The congressman has also worked to get the federal government not to enforce marijuana laws in states that have legalized the drug.
Hezekiah Allen, the executive director of the California Growers Association, praised Rohrabacher for his consistent stance on marijuana legalization. “He’s been one of the few willing to stand up for common sense and good policy on this issue for man, many years,” he said. “He’s done a tremendous amount to elevate the issue.”
“The real question is whether voters in the district care about the same things as national observers.” — Jack Pitney
But Scott Baugh, Rohrabacher’s main Republican challenger, said Rohrabacher has his priorities in the wrong order. “I think his preoccupation with Russia and marijuana to the exclusion of issues the district cares about is a strong indication it’s time to retire,” he said.

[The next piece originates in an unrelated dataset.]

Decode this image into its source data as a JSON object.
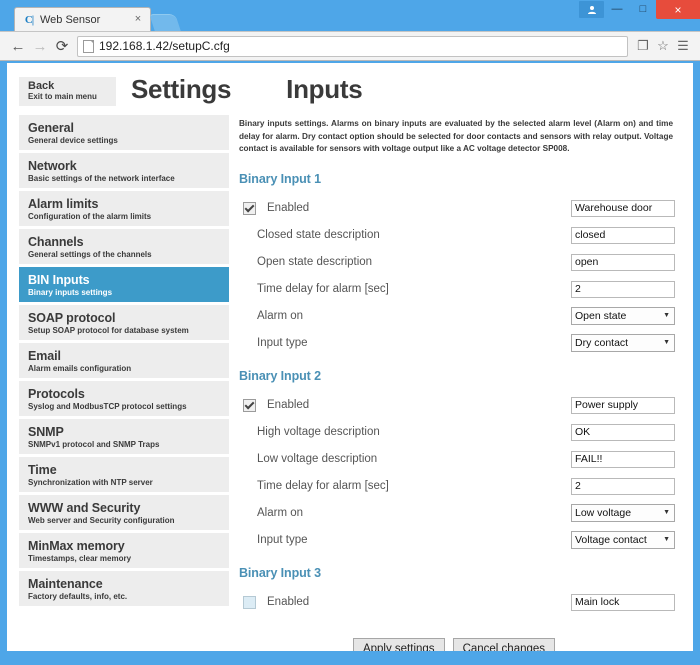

Baugh believes that Rohrabacher’s 30 years in office is more than enough. He points out that the Rohrabacher spoke out in favor of term limits in the early in his years in Congress. Rohrabacher was quoted in a 1993 States News Service article as saying: “After you’ve been here for so long, no matter who you are, even if you’re a saint, you begin having the consciousness that you belong here. You’re actually part of the system here rather than representing your people back home.”
Jack Pitney, political science professor at Claremont McKenna College, believes Rohrabacher’s longevity is his strength. Voters are familiar with his name, and he has an established fund-raising network.
“The real question is whether voters in the district care about the same things as national observers,” he said, citing concerns about his Russian advocacy. “I honestly don’t know.”